Ferdinan Nurdin Ikuti Sosialisasi Nasional Tarif Avtur, Otoritas Bandara Siap Awasi Maskapai

MARITIMPOST.Com, Balikpapan Kepala Otoritas Bandar Udara Wilayah VII, Ferdinan Nurdin, menghadiri sosialisasi Keputusan Menteri Perhubungan Nomor KM 83 Tahun 2026 terkait penyesuaian tarif fuel surcharge (FS) yang digelar Kementerian Perhubungan, Selasa (7/4/2026). Kegiatan ini menjadi forum penting dalam merespons dampak kenaikan harga minyak dunia terhadap industri penerbangan nasional.

Dalam agenda tersebut, Ferdinan Nurdin hadir bersama jajaran inspektur penerbangan Wilayah VII, sekaligus menyimak pemaparan kebijakan yang disampaikan oleh Direktorat Jenderal Perhubungan Udara. Sosialisasi dibuka oleh Sekretaris Ditjen Perhubungan Udara Achmad Setiyo Prabowo, dilanjutkan dengan penjelasan teknis oleh Direktur Angkutan Udara Agustinus Budi Setiyadi.

Kegiatan ini juga dihadiri para pemangku kepentingan sektor penerbangan, mulai dari pimpinan otoritas bandara wilayah I hingga X, asosiasi maskapai, hingga operator penerbangan nasional. Forum tersebut menegaskan pentingnya langkah cepat pemerintah dalam menjaga stabilitas industri di tengah tekanan global.

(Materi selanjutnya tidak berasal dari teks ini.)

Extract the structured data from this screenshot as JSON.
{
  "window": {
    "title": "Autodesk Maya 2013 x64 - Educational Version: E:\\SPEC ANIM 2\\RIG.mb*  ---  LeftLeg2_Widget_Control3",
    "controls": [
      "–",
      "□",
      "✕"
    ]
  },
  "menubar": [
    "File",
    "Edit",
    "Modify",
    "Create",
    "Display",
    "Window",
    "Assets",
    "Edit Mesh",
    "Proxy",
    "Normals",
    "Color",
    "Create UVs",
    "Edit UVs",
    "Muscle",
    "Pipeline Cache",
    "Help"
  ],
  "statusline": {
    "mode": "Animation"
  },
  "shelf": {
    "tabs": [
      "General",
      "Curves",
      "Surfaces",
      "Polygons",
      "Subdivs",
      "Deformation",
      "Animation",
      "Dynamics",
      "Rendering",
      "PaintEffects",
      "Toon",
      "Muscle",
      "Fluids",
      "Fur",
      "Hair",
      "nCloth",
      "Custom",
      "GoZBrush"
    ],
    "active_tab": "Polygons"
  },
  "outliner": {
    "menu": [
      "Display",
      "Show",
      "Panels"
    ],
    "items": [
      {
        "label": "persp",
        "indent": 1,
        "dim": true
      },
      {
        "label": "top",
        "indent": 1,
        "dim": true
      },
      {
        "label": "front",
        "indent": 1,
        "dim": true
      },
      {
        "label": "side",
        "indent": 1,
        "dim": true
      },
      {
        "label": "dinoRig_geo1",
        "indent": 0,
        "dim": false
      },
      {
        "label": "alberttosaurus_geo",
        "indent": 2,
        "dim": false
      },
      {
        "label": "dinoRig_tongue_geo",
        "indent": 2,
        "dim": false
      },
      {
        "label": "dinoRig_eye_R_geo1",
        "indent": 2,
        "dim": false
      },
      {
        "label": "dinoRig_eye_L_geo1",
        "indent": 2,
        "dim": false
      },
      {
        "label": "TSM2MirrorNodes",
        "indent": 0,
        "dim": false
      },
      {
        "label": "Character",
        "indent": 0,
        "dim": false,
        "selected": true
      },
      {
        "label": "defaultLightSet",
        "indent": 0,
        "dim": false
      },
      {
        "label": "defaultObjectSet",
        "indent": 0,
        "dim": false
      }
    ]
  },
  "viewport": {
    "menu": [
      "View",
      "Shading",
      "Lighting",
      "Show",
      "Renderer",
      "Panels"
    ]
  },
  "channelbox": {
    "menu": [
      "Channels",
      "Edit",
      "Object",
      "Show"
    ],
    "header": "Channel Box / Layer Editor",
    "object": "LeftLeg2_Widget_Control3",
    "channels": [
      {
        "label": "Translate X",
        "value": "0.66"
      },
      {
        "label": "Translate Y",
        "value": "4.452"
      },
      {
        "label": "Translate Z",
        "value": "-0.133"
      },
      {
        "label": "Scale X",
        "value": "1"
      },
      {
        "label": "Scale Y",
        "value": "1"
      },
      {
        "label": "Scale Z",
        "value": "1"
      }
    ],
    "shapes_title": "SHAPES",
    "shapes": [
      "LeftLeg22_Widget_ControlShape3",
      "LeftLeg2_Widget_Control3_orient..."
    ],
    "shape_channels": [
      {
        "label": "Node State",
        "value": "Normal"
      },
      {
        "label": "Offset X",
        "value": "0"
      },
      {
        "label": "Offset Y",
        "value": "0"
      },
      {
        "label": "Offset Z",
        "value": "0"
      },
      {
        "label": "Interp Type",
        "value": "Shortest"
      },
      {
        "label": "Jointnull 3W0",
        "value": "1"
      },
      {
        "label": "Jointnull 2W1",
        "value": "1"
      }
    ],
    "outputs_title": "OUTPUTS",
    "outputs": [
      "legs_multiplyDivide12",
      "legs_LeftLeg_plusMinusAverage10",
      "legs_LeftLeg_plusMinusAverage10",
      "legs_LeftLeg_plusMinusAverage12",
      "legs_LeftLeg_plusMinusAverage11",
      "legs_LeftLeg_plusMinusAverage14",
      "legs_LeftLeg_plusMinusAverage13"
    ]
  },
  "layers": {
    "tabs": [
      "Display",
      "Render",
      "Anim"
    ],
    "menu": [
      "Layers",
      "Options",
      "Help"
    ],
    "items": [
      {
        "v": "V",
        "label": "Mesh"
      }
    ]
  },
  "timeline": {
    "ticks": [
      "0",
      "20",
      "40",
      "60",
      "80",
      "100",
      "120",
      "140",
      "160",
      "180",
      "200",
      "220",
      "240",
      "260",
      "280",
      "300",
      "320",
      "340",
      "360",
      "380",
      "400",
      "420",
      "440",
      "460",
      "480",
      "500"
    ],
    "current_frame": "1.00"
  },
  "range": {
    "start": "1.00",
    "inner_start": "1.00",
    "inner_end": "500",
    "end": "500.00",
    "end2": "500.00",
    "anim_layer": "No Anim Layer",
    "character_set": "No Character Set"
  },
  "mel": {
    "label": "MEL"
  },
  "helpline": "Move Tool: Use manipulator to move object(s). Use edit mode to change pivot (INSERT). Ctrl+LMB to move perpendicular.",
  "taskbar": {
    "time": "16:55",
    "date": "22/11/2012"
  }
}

Penyesuaian tarif fuel surcharge dilakukan menyusul lonjakan harga avtur di dalam negeri yang mencapai 65 hingga 72 persen di berbagai wilayah. Kenaikan tersebut berdampak langsung pada biaya operasional maskapai, sehingga diperlukan kebijakan untuk menjaga keberlanjutan layanan penerbangan.

Melalui kebijakan terbaru, komponen fuel surcharge ditetapkan sebesar 38 persen, meningkat dari sebelumnya 10 persen untuk pesawat jet dan 25 persen untuk pesawat propeller. Kebijakan ini mulai berlaku untuk penerbangan sejak 6 April 2026.

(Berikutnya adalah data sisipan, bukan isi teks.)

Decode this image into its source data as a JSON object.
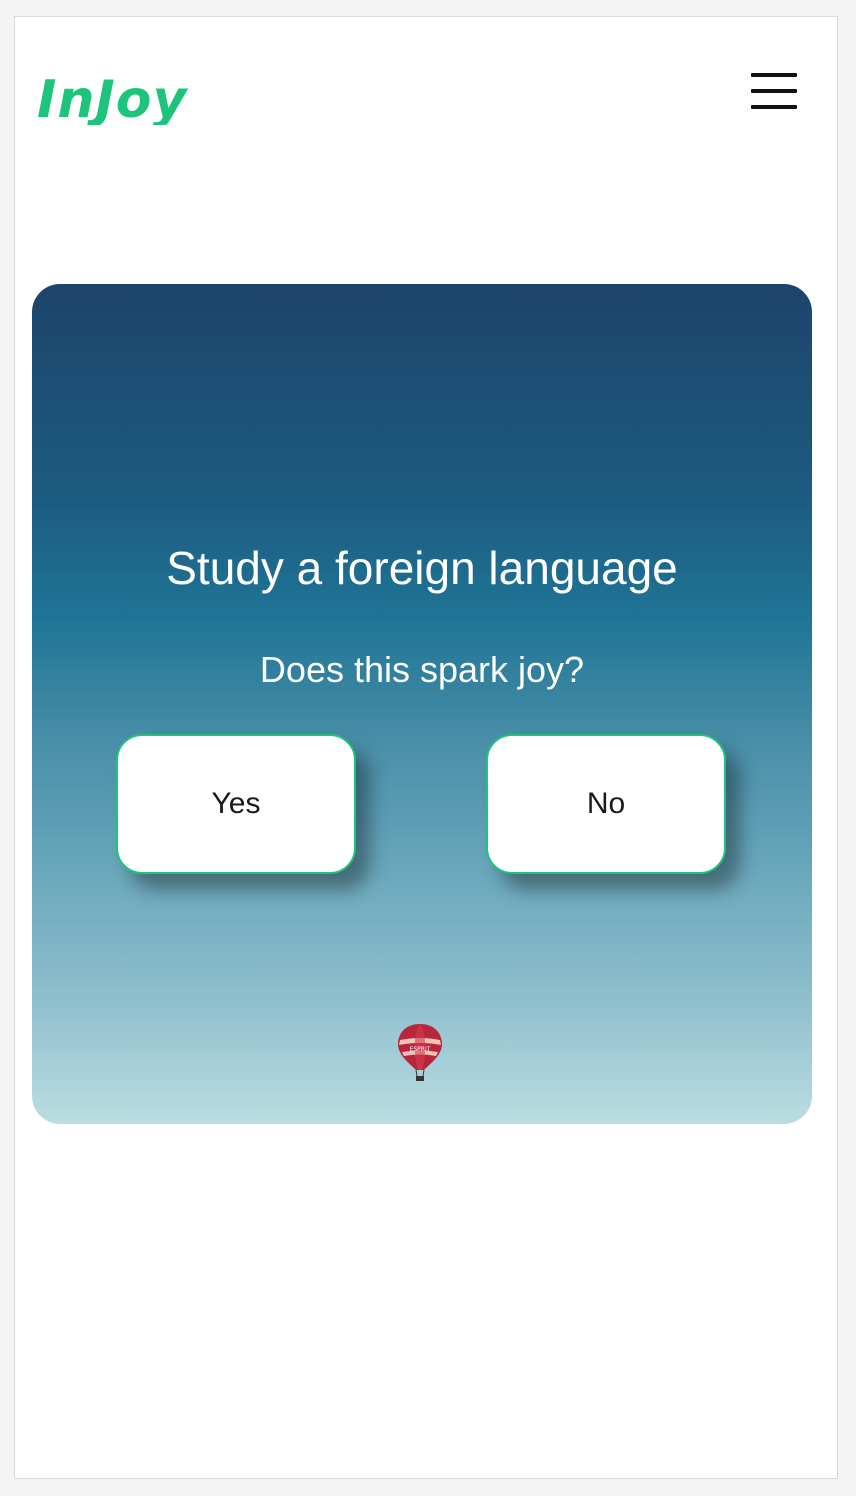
{
  "header": {
    "logo_text": "InJoy",
    "menu_icon": "hamburger-menu-icon"
  },
  "card": {
    "title": "Study a foreign language",
    "question": "Does this spark joy?",
    "yes_label": "Yes",
    "no_label": "No",
    "background_image": "hot-air-balloon-sky",
    "balloon_text": "ESPRIT"
  },
  "colors": {
    "brand_green": "#1ec47c",
    "sky_top": "#1d446b",
    "sky_bottom": "#bbdde1"
  }
}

Meski berpotensi memengaruhi harga tiket, pemerintah tetap berupaya menjaga keterjangkauan bagi masyarakat. Salah satunya melalui pemberian stimulus Pajak Pertambahan Nilai Ditanggung Pemerintah (PPN DTP) sebesar 11 persen selama dua bulan, sehingga kenaikan tarif tiket diproyeksikan tetap berada dalam kisaran 9 hingga 13 persen.

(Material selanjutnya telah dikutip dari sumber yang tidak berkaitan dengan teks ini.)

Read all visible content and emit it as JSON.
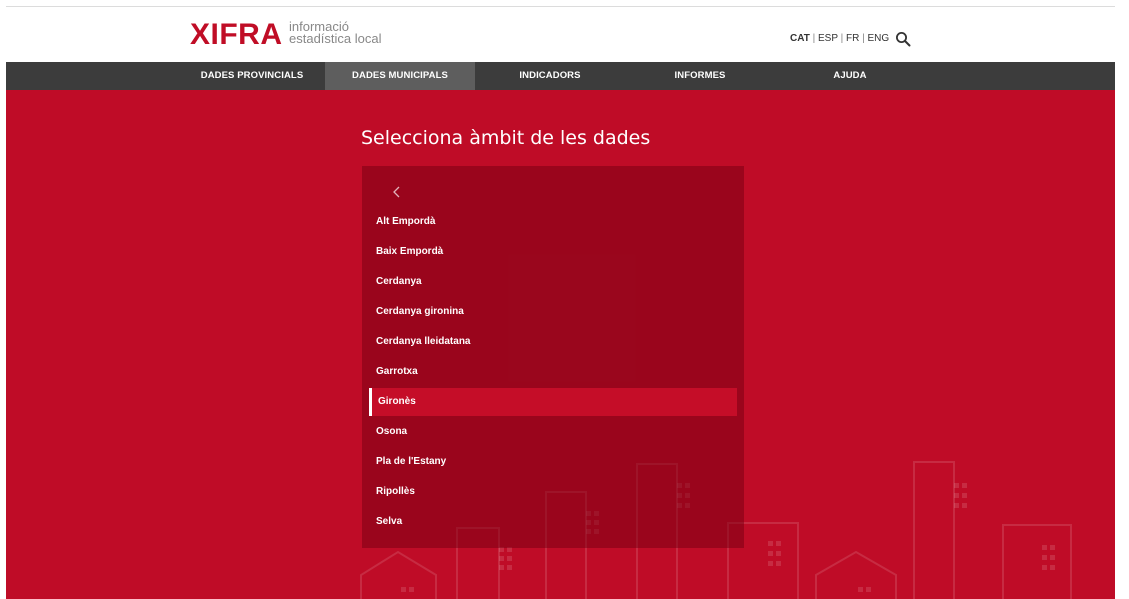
{
  "header": {
    "logo_text": "XIFRA",
    "logo_sub_line1": "informació",
    "logo_sub_line2": "estadística local",
    "languages": [
      "CAT",
      "ESP",
      "FR",
      "ENG"
    ],
    "language_separator": "|",
    "current_language": "CAT",
    "search_icon": "search-icon"
  },
  "nav": {
    "items": [
      {
        "label": "DADES PROVINCIALS",
        "active": false
      },
      {
        "label": "DADES MUNICIPALS",
        "active": true
      },
      {
        "label": "INDICADORS",
        "active": false
      },
      {
        "label": "INFORMES",
        "active": false
      },
      {
        "label": "AJUDA",
        "active": false
      }
    ]
  },
  "main": {
    "title": "Selecciona àmbit de les dades",
    "back_icon": "chevron-left-icon",
    "regions": [
      {
        "label": "Alt Empordà",
        "selected": false
      },
      {
        "label": "Baix Empordà",
        "selected": false
      },
      {
        "label": "Cerdanya",
        "selected": false
      },
      {
        "label": "Cerdanya gironina",
        "selected": false
      },
      {
        "label": "Cerdanya lleidatana",
        "selected": false
      },
      {
        "label": "Garrotxa",
        "selected": false
      },
      {
        "label": "Gironès",
        "selected": true
      },
      {
        "label": "Osona",
        "selected": false
      },
      {
        "label": "Pla de l'Estany",
        "selected": false
      },
      {
        "label": "Ripollès",
        "selected": false
      },
      {
        "label": "Selva",
        "selected": false
      }
    ]
  },
  "colors": {
    "brand_red": "#bf0c27",
    "logo_red": "#c00d26",
    "nav_bg": "#3c3c3c",
    "nav_active_bg": "#5e5e5e",
    "selected_item_bg": "#c50d28"
  }
}
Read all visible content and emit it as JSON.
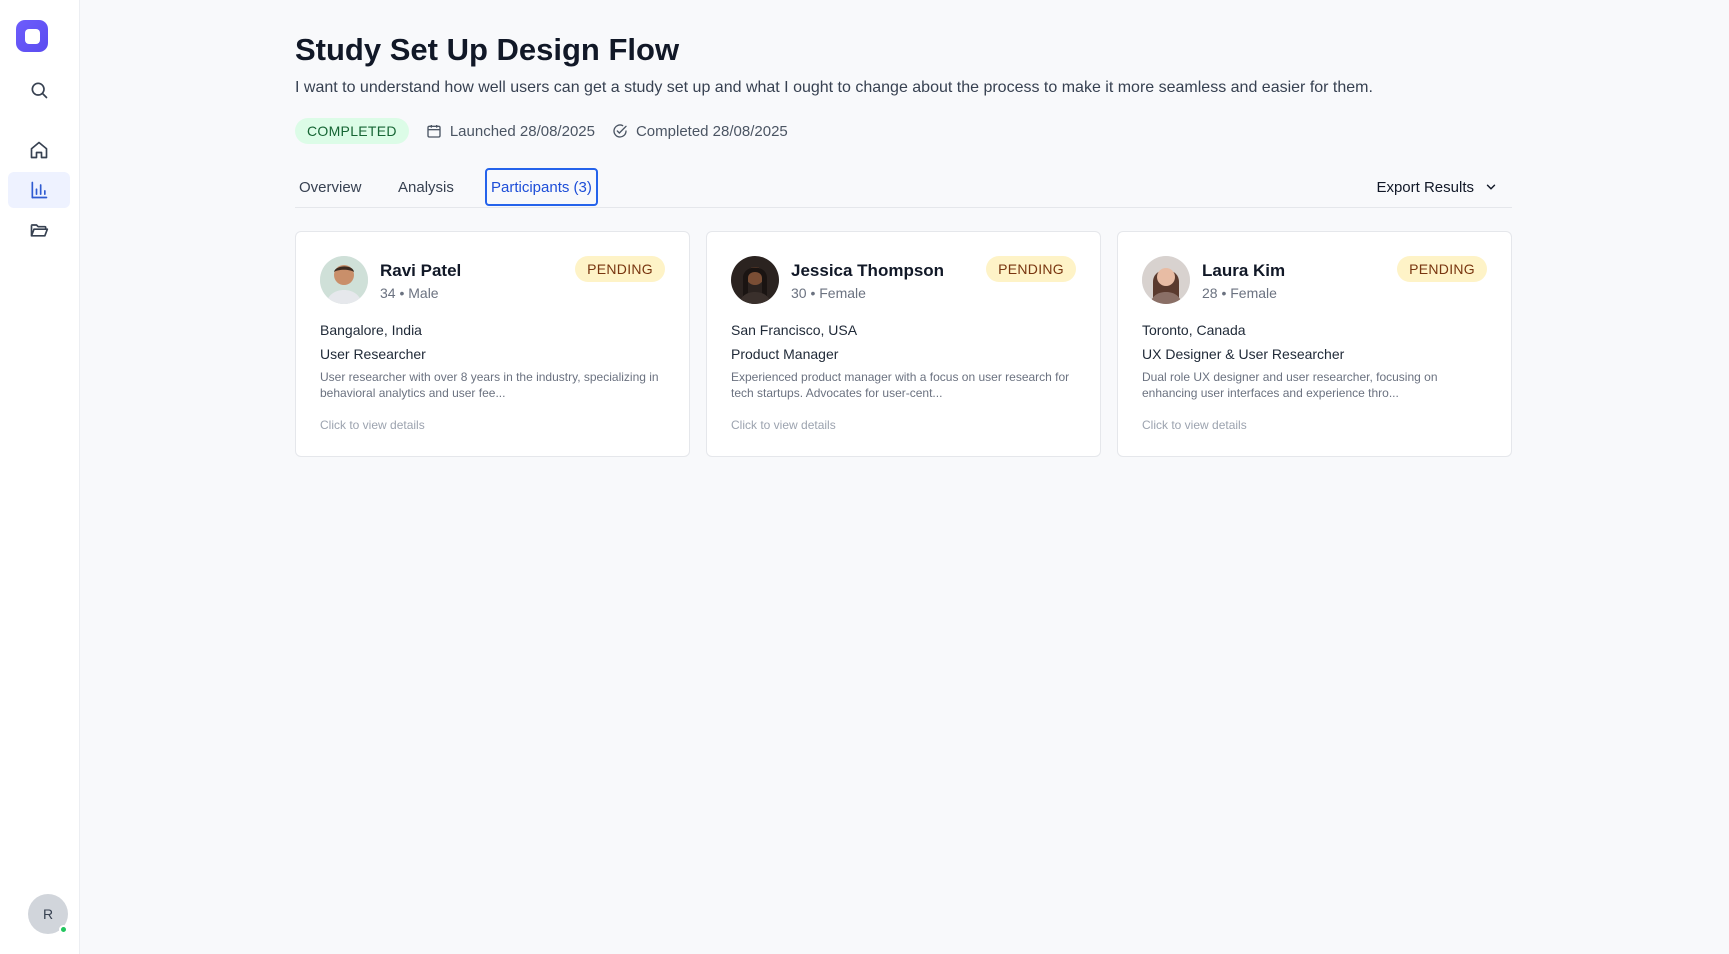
{
  "sidebar": {
    "avatar_initial": "R",
    "items": [
      {
        "name": "search-icon"
      },
      {
        "name": "home-icon"
      },
      {
        "name": "bar-chart-icon",
        "active": true
      },
      {
        "name": "folder-icon"
      }
    ]
  },
  "study": {
    "title": "Study Set Up Design Flow",
    "description": "I want to understand how well users can get a study set up and what I ought to change about the process to make it more seamless and easier for them.",
    "status": "COMPLETED",
    "launched": "Launched 28/08/2025",
    "completed": "Completed 28/08/2025"
  },
  "tabs": [
    {
      "label": "Overview"
    },
    {
      "label": "Analysis"
    },
    {
      "label": "Participants (3)",
      "active": true
    }
  ],
  "export_label": "Export Results",
  "participants": [
    {
      "name": "Ravi Patel",
      "demographics": "34 • Male",
      "status": "PENDING",
      "location": "Bangalore, India",
      "role": "User Researcher",
      "bio": "User researcher with over 8 years in the industry, specializing in behavioral analytics and user fee...",
      "hint": "Click to view details"
    },
    {
      "name": "Jessica Thompson",
      "demographics": "30 • Female",
      "status": "PENDING",
      "location": "San Francisco, USA",
      "role": "Product Manager",
      "bio": "Experienced product manager with a focus on user research for tech startups. Advocates for user-cent...",
      "hint": "Click to view details"
    },
    {
      "name": "Laura Kim",
      "demographics": "28 • Female",
      "status": "PENDING",
      "location": "Toronto, Canada",
      "role": "UX Designer & User Researcher",
      "bio": "Dual role UX designer and user researcher, focusing on enhancing user interfaces and experience thro...",
      "hint": "Click to view details"
    }
  ],
  "colors": {
    "accent": "#2563eb",
    "completed_badge": "#dcfce7",
    "pending_badge": "#fef3c7",
    "logo": "#6d5dfc"
  }
}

Selain itu, kebijakan penghapusan bea masuk suku cadang pesawat juga menjadi bagian dari strategi untuk menekan biaya operasional maskapai serta menjaga iklim investasi di sektor penerbangan.

Sebagai tindak lanjut, Otoritas Bandar Udara Wilayah VII akan menjalankan fungsi pengawasan terhadap implementasi kebijakan tersebut di lapangan. Pengawasan dilakukan secara menyeluruh, baik melalui inspeksi langsung maupun pemantauan digital pada platform penjualan tiket.

“Pengawasan dilakukan secara komprehensif melalui inspeksi langsung di lapangan (onsite) serta pemantauan secara daring melalui platform online travel agent (OTA) maupun situs resmi maskapai,” jelas Ferdinan.

Dengan keterlibatan aktif dalam sosialisasi ini, Ferdinan Nurdin menegaskan komitmen Otoritas Bandar Udara Wilayah VII untuk memastikan kebijakan berjalan sesuai regulasi, sekaligus menjaga keseimbangan antara keberlangsungan industri dan perlindungan konsumen di tengah dinamika ekonomi global.